By integrating these approaches, researchers can build comprehensive regulatory networks controlling ICL1 expression and identify novel intervention points for therapeutic development.

How might C. glabrata ICL1 contribute to antifungal drug resistance mechanisms?

The potential role of ICL1 in antifungal drug resistance mechanisms represents an emerging area of research with several promising hypotheses:

• Metabolic adaptation and drug tolerance:

  • ICL1-dependent metabolic flexibility may enable C. glabrata to survive in the presence of antifungals by providing alternative energy sources during drug stress

  • Metabolic shifts could alter membrane composition, affecting drug uptake and efflux

  • Persister cell formation may be supported by glyoxylate cycle activity during drug exposure

• Interaction with stress response pathways:

  • ICL1 functions in coordination with oxidative stress responses , which overlap with antifungal stress responses

  • Regulators like CgTog1 influence both oxidative stress resistance and carbon metabolism genes

  • This cross-talk may provide integrated protection against both host defenses and antifungal drugs

• Biofilm-associated resistance:

  • ICL1 contributes to biofilm formation under alternative carbon sources

  • Biofilms are inherently more resistant to antifungals

  • The metabolic heterogeneity within biofilms, supported by ICL1 activity, may contribute to treatment failure

• Experimental approaches to investigate this relationship:

  • Comparative analysis of antifungal susceptibility in wild-type vs. icl1Δ strains under various carbon sources

  • Transcriptomic profiling during antifungal exposure with and without ICL1 function

  • Testing combination therapies targeting both conventional antifungal targets and ICL1

Understanding these connections could lead to novel combination therapies that simultaneously target ICL1 and conventional antifungal targets to overcome resistance.

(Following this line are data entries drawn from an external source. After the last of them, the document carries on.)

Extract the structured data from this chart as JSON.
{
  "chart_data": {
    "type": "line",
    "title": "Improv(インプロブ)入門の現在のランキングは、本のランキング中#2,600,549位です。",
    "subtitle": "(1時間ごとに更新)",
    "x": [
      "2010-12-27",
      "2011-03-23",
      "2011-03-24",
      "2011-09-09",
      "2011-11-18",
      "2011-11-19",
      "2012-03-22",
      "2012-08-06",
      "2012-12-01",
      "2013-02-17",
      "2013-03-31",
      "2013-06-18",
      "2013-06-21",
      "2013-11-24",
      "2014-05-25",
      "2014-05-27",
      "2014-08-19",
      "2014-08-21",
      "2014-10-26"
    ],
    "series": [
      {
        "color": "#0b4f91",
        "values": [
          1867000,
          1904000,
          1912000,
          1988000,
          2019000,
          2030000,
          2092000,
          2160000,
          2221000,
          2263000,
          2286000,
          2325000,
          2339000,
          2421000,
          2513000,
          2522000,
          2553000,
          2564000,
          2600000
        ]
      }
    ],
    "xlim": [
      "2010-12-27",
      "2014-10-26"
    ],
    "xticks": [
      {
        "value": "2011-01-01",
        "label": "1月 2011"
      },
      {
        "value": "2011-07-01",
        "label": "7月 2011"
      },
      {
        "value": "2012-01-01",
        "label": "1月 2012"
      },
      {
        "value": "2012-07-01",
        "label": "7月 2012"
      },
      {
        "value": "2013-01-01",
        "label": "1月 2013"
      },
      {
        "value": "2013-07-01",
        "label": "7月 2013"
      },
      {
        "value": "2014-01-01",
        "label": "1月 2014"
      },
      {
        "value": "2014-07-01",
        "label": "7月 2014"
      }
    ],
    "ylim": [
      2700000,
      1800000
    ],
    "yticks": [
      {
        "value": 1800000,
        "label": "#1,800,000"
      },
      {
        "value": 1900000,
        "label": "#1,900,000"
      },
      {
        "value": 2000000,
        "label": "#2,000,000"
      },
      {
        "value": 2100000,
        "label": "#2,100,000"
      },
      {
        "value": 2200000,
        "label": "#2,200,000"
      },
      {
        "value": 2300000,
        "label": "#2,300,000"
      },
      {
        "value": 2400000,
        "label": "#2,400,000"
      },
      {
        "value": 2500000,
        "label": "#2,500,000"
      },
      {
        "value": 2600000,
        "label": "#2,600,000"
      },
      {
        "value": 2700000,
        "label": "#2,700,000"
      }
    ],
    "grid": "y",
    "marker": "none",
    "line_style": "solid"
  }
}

What role could ICL1 play in host-pathogen metabolic competition during infection?

The role of ICL1 in host-pathogen metabolic competition during infection highlights a fascinating aspect of C. glabrata pathogenesis:

• Nutritional immunity and carbon competition:

  • Host cells actively restrict glucose and other nutrients as part of nutritional immunity

  • ICL1 enables C. glabrata to utilize carbon sources that host cells cannot metabolize

  • This metabolic adaptation represents a competitive advantage during infection

• Microenvironmental adaptation:

  • Different host niches present distinct carbon source availability

  • ICL1 allows C. glabrata to thrive in glucose-limited microenvironments

  • The pathogen can potentially reprogram local metabolism to create favorable conditions

• Temporal aspects of metabolism during infection:

  • Initial colonization may rely on different carbon sources than persistent infection

  • ICL1 importance may vary throughout infection stages

  • Dynamic regulation of ICL1 likely responds to changing host conditions

• Co-infection dynamics:

  • In mixed-species infections, ICL1 may influence competition with other microorganisms

  • C. glabrata interactions with C. albicans appear to be mediated in part by secreted factors like Yhi1

  • Metabolic flexibility could provide advantages in polymicrobial settings

• Research directions:

  • In vivo carbon source tracking using isotope labeling

  • Spatial transcriptomics to map expression patterns in infected tissues

  • Competition assays between wild-type and icl1Δ strains in mixed infections

This emerging area of research has significant implications for understanding C. glabrata persistence and developing targeted therapeutic approaches that disrupt key metabolic adaptations during infection.